The investor promised to create 1,000 local jobs and give back to the local community. Locals complain of part-time jobs and their subsistence farming land lost to the investor.
The Zambia farm manager interviewed by WDR spoke with pride of “negligible” labour costs on his highly mechanised farm. Company reports show employment having dropped from 258 in 2011 to 208 last year, with about 40 locals working the fields.
The AATIF fund is based in Luxembourg because, according to Berlin’s federal development ministry, “Germany lacks the legal framework”. And, according to WDR research, the AATIF legal construct puts investors to the front of the queue for profits from their African investments – but at the back of the queue for losses, behind the public purse and banks.
“Africa has to look like a beautiful bride,” said Jane Nalunga, a trade expert at the Alternative G20 summit in Hamburg. “Investors only want profit; that is the bottom line.”
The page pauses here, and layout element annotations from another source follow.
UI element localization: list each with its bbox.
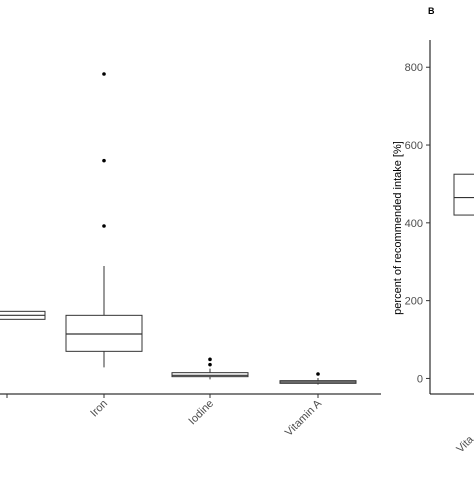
panel-a-box-1 (65, 72, 143, 368)
y-tick-label: 400 (405, 218, 423, 230)
panel-b-y-axis-title: percent of recommended intake [%] (392, 141, 404, 315)
x-tick-label: Iodine (186, 398, 216, 428)
y-tick-label: 0 (417, 373, 423, 385)
panel-a-boxes (0, 72, 357, 385)
iqr-box (453, 173, 474, 216)
panel-b-boxes (453, 173, 474, 216)
y-tick-label: 800 (405, 62, 423, 74)
y-tick-label: 200 (405, 296, 423, 308)
outlier-point (208, 357, 212, 362)
outlier-point (102, 158, 106, 163)
outlier-point (102, 72, 106, 76)
panel-b-y-ticks: 0 200 400 600 800 (405, 62, 430, 385)
outlier-point (208, 362, 212, 367)
outlier-point (316, 372, 320, 376)
panel-b-label: B (428, 6, 435, 16)
panel-b: B percent of recommended intake [%] 0 200… (392, 6, 474, 455)
panel-a-x-ticks: Iron Iodine Vitamin A (6, 394, 325, 439)
panel-b-box-0 (453, 173, 474, 216)
x-tick-label: Iron (88, 398, 110, 420)
outlier-point (102, 224, 106, 228)
panel-a-box-0 (0, 310, 46, 320)
x-tick-label: Vita (454, 433, 474, 455)
x-tick-label: Vitamin A (283, 397, 325, 439)
y-tick-label: 600 (405, 140, 423, 152)
panel-a: Iron Iodine Vitamin A (0, 72, 381, 439)
iqr-box (65, 314, 143, 352)
panel-b-x-ticks: Vita (454, 433, 474, 455)
panel-a-box-3 (279, 372, 357, 385)
iqr-box (171, 372, 249, 378)
panel-a-box-2 (171, 357, 249, 380)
Entrepreneur turned philanthropist Bill Gates was diplomatic on the Africa Compact during a visit to Hamburg. On Germany’s main evening news, he welcomed Merkel’s leadership on Africa but warned G20 leaders not to “take our eyes off the current situation”.
“Even if child mortality has halved or we boost agricultural productivity, the challenges facing Africa affect us all,” he said.